The Mudcat Café TM
Thread #125098   Message #2770175
Posted By: Ross Campbell
20-Nov-09 - 08:03 PM
Thread Name: favourite concertina maker
Subject: RE: favourite concertina maker
"Favourite concertina maker" - I'm not sure if I've met seven, I can think of Steve Dickinson, Colin & Rosie Dipper, and Marcus in the UK, and another three in Australia - all, as Mars friend says, very nice people, who have put a lot of time and effort into learning about the instrument and acquiring skills that would formerly have been performed by several specialist crafts-people. Apart from re-tunes and repairs, and the occasional kit of spares,I haven't been able to patronise any of them, so I guess none of them would qualify as "favourite concertina makers" - but "favourite people" - very much so.

"Maker of favourite concertinas" - difficult question.

Even thirty-five and some years ago when I first started looking for an instrument to play, and you didn't need a second mortgage to get going (and I didn't even have a first mortgage anyway!) it was more or less chance that put a playable instrument into your hands. Haunting Portobello Road eventually turned up a Bb/F Jefferies anglo (I think I must have figured out from borrowing/trying friends' instruments that I didn't get along with the English system. Anything more exotic just wasn't around). As I wasn't even considering the possibility of playing with anybody else at that point, the key wasn't a problem, at least it worked for song accompaniment. It is still an uncomfortable instrument to play (a sharp corner rests unavoidably under the heel of my hand), but sounds and plays really sweet after fine-tuning and re-fettling by Marcus about ten years ago. All the three UK experts who have seen it reckon it was made by Jones.

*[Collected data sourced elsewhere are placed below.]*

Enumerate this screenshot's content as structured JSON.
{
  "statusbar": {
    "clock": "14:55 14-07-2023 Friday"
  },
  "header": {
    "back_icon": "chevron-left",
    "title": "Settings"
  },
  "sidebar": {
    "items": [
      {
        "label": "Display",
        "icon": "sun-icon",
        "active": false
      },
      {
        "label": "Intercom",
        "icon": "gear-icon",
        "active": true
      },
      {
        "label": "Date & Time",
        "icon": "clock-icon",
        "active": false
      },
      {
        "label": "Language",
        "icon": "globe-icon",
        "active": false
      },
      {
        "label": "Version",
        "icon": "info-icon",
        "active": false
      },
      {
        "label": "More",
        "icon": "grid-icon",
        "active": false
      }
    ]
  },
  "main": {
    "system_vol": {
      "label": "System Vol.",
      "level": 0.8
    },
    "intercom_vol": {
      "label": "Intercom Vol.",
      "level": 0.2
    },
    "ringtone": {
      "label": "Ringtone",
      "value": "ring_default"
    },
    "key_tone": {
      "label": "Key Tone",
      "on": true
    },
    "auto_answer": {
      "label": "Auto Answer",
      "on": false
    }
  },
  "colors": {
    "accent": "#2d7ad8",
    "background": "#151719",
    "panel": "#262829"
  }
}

By the time I felt the need for more range, Keith Higham had offered me a Crabb C/G anglo which soon became my main instrument for both tunes and song accompaniment.

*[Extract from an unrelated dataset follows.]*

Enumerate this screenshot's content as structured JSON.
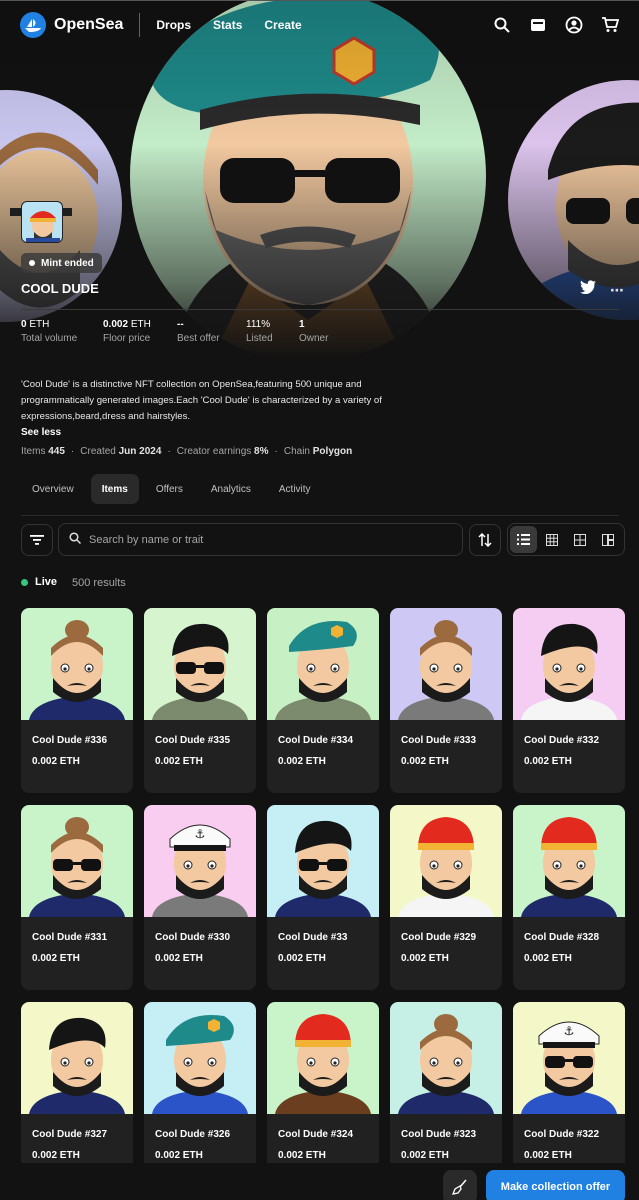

A couple of years after that some friends put me in touch with a Salvation Army Lachenal in G/D. Despite being a lot stiffer sprung than the other instruments, and heavier because of the longer reeds, it is the same physical size as the higher-pitched boxes, and has become the first instrument I reach for, with a rich, mellow tone that works well with voice, and still fast enough for most sessions without producing nerve, muscle and joint pains (as long as I don't try to play three hours at a stretch!)

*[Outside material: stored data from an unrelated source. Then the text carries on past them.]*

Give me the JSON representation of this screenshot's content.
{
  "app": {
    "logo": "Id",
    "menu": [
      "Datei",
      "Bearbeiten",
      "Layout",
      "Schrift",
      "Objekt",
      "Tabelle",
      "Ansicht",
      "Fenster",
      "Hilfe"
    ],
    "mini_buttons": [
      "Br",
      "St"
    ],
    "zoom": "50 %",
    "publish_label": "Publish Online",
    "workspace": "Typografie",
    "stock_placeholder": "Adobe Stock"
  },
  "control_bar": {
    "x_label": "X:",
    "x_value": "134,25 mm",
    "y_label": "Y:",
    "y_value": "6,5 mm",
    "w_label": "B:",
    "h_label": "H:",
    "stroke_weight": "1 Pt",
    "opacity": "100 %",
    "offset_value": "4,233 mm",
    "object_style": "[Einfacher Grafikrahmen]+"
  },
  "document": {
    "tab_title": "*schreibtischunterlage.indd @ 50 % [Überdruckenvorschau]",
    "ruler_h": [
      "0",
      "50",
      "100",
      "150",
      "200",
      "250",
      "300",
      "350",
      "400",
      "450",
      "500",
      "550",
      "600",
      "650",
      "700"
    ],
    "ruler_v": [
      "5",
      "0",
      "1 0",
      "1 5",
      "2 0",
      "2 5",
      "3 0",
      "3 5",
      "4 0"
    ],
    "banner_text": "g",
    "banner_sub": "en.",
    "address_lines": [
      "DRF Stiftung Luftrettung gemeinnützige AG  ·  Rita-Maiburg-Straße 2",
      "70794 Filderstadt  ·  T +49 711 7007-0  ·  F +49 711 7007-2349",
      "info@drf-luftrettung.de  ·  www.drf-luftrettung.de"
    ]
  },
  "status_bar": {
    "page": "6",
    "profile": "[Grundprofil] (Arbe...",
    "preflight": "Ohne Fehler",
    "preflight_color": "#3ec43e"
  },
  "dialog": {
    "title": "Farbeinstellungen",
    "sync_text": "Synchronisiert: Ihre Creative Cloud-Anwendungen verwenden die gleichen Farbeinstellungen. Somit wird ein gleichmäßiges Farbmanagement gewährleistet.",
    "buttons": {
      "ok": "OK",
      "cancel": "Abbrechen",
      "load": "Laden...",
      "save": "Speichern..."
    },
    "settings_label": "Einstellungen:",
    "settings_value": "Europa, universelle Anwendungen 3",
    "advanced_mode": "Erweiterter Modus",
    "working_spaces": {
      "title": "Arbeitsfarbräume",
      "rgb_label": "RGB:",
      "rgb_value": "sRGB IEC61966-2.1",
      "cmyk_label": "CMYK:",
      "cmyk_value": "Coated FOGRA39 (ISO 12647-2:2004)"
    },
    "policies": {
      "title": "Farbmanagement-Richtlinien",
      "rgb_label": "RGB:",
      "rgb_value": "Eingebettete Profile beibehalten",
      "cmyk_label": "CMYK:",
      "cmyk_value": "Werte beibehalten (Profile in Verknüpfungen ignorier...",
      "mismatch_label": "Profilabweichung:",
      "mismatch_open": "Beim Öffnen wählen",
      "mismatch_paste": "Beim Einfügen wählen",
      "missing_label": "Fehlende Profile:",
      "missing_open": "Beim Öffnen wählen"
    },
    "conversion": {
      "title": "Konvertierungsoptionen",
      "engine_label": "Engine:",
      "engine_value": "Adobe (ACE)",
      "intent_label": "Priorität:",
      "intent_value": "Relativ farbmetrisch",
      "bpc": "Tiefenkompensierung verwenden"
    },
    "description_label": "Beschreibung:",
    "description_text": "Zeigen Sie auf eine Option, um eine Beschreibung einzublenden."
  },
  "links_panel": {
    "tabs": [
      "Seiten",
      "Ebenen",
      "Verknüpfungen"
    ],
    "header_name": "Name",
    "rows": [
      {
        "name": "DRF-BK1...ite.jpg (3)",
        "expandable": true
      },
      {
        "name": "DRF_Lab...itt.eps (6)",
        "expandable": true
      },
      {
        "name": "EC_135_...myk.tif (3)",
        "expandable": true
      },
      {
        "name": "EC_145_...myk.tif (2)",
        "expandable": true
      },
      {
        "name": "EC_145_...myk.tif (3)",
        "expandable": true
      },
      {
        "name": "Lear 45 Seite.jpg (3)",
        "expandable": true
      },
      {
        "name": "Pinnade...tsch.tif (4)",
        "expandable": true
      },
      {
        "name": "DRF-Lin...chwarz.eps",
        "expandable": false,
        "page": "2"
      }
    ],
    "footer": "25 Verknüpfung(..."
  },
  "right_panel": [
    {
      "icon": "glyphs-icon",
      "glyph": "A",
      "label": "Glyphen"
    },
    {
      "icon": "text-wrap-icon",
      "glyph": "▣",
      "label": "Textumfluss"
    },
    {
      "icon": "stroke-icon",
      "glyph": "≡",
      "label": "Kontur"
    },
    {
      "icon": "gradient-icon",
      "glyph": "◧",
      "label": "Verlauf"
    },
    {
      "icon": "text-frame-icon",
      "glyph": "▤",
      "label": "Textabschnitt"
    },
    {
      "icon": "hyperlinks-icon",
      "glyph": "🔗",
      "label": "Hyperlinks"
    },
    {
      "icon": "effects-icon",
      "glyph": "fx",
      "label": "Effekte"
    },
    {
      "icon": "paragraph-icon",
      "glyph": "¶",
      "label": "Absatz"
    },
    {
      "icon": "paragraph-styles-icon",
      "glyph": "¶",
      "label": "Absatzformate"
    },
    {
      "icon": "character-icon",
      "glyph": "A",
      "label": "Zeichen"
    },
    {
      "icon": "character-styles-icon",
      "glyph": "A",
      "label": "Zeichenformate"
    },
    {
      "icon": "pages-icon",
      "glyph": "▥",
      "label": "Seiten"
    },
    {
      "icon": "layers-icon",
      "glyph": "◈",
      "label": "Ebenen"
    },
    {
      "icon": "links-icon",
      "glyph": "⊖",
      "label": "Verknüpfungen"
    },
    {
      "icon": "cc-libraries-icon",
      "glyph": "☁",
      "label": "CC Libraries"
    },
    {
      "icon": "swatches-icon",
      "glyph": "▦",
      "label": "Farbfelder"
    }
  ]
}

Instruments that might have become favourites - I came across a modern (Dickinson) Wheatstone anglo in C/G that was very light and responsive, lovely tone - however it was in competition with one of Roger Bucknall's citterns that year (he won) and I never saw one again. Many years before that I found an anglo in A/E (can't remember the make) that was the equal of the Dickinson Wheatstone for playability and sweetness of tone. Regretted letting it pass ever since, never saw another like it - if anybody's got an A/E going spare, let me know! (There are still a few keys where the fingering doesn't come easily on the other instruments).